Walailak University
- Type: Autonomous public university
- Established: 1992
- Affiliations: ASAIHL
- President: Dr. Sombat Thamrongthanyawong
- Royal conferrer: Chulabhorn Walailak, Princess Srisavangavadhana on behalf of the King
- Location: Nakhon Si Thammarat, Thailand 8°38′30″N 99°53′50″E﻿ / ﻿8.64167°N 99.89722°E
- Colours: Orange and Purple
- Mascot: Burma padauk
- Website: www.wu.ac.th

= Walailak University =

University in Thailand

Walailak University (WU.) (Thai: มหาวิทยาลัยวลัยลักษณ์) is a public university, founded in 1992, located in Tha Sala District, Nakhon Si Thammarat Province, Thailand. Although state funded, Walailak University is given a high level of autonomy, unusual among Thai public universities.

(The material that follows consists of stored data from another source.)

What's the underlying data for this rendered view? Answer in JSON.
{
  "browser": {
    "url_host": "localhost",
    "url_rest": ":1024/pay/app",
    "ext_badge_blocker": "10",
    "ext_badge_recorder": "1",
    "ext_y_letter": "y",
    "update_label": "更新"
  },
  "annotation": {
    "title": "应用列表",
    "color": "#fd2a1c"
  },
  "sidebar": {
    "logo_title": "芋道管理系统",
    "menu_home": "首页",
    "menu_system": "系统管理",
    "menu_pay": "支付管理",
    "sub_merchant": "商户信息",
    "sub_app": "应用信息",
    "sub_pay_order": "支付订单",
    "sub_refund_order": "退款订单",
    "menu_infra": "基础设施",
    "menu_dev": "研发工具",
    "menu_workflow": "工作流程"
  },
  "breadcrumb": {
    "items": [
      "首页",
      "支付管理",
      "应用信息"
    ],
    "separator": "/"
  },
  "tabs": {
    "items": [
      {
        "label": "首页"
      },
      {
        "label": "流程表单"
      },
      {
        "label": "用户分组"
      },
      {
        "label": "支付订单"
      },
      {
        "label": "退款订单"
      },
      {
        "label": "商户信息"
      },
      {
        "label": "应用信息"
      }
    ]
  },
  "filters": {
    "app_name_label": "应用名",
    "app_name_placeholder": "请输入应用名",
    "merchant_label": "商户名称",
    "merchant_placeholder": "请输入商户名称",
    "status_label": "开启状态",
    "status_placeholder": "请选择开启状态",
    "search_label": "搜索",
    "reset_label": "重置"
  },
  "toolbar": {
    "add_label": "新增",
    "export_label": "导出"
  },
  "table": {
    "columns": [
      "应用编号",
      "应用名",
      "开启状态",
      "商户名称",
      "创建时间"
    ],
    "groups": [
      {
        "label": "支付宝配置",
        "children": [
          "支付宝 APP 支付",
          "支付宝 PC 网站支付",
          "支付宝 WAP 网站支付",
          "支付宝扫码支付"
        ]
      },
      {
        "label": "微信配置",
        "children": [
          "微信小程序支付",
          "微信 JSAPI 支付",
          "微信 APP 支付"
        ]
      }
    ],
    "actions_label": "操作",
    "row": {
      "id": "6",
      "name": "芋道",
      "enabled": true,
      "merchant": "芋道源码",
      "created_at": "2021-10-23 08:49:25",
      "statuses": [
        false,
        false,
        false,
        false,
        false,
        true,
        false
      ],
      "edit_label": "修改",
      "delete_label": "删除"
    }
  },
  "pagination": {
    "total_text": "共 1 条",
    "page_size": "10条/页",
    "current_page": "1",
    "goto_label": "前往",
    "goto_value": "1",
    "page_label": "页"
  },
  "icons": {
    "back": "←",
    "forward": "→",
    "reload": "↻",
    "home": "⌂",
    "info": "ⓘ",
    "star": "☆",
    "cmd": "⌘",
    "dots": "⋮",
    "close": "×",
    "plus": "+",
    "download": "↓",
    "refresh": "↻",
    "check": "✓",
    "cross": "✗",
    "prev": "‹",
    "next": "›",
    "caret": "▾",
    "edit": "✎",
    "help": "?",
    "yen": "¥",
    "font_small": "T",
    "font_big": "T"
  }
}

The university was named after Princess Chulabhorn Walailak.

==Admissions policy==

First-year undergraduate students gain admission under the quota system for secondary school graduates from the 14 southern provinces or by the national entrance examination administered by the Ministry of Education. Under the quota system secondary school graduates who fulfill the academic criteria set by the university gain admission without having to sit the entrance examination. Other students are admitted on the basis of their marks gained in the national examination.

== Faculties ==
Walailak University is organized into 14 schools and faculties:
- College of Graduate Studies
- School of Agricultural Technology
- School of Allied Health Sciences
- School of Architecture and Design
- School of Dentistry
- School of Education and Learning Innovation
- School of Engineering and Resources
- School of Informatics
- School of Liberal Arts
- School of Management
- School of Medicine
- School of Nursing
- School of Pharmacy
- School of Political Science and Law
- School of Public Health
- School of Sciences

== Colleges ==
Walailak University is organized into 3 colleges :
- Agrarajakumari College of Veterinary Medicine
- Walailak University International College
- Walailak University International College of Dentistry

== International cooperations ==
- World Association for Cooperative Education
- Association of Universities of Asia and the Pacific
- International Association of University Presidents
- Association of Southeast Asian Institutions of Higher Learning

===Memoranda of understanding===
- AUS Australia
  - Edith Cowan University
  - Murdoch University
- AUT Austria
  - Salzburg University of Applied Sciences
- CHN People's Republic of China
  - Chinese Academy of Agricultural Sciences
  - Chongqing University
  - Chongqing University of Posts and Telecommunications
  - Harbin Engineering University
  - Kunming Medical University
  - South China Agricultural University
- FRA France
  - Paul Valéry University, Montpellier III
- GER Germany
  - University of Heidelberg
- HKG Hong Kong, China
  - University of Hong Kong
- INA Indonesia
  - Gadjah Mada University
  - Sriwijaya University
  - State University of Malang
  - Tadulako University
  - University of North Sumatra
- ITA Italy
  - University of Modena and Reggio Emilia
- JPN Japan
  - Hokkaido University
  - Josai University
  - Kogakuin University
  - Meiji Pharmaceutical University
  - Toho University
  - Tokyo University of Marine Science and Technology
  - International Institute of Applied Informatics
- MAS Malaysia
  - Universiti Malaysia Perlis
  - Universiti Putra Malaysia
  - Universiti Sains Malaysia
  - Universiti Teknologi MARA
  - Universiti Utara Malaysia
  - University of Malaya
- PAK Pakistan
  - King Edward Medical University
- PHI Philippines
  - Central Luzon State University
  - University of the Philippines Los Baños
- KOR South Korea
  - Dongseo University
- TPE Taiwan
  - National Pingtung University of Science and Technology
- USA United States of America
  - University of Wisconsin–Madison
- VIE Vietnam
  - Can Tho University of Medicine and Pharmacy
  - Dong Thap University
  - Hai Phong University
  - Hanoi University of Agriculture
  - University of Da Nang
  - Vinh University
- UK United Kingdom
  - University of Essex

==Mascot==
The natural symbol of the university is the shady Praduu tree (Pterocarpus indicus Willd.) which grows in abundance in the southern forests.

==University colours: orange and purple==

Orange is the colour for Thursday, which is the day of the week on which Princess Chulapornwalailak was born.

Purple is the official colour of the Province of Nakhonsithammarat where the university is. The provincial colour is derived from the personal colour of Phra Rattanatachamuni, abbot of Thapoh Temple and famous education reformer and innovator of the southern region of Thailand in the reign of King Rama V, who is locally regarded as the pioneer of modern education in the south.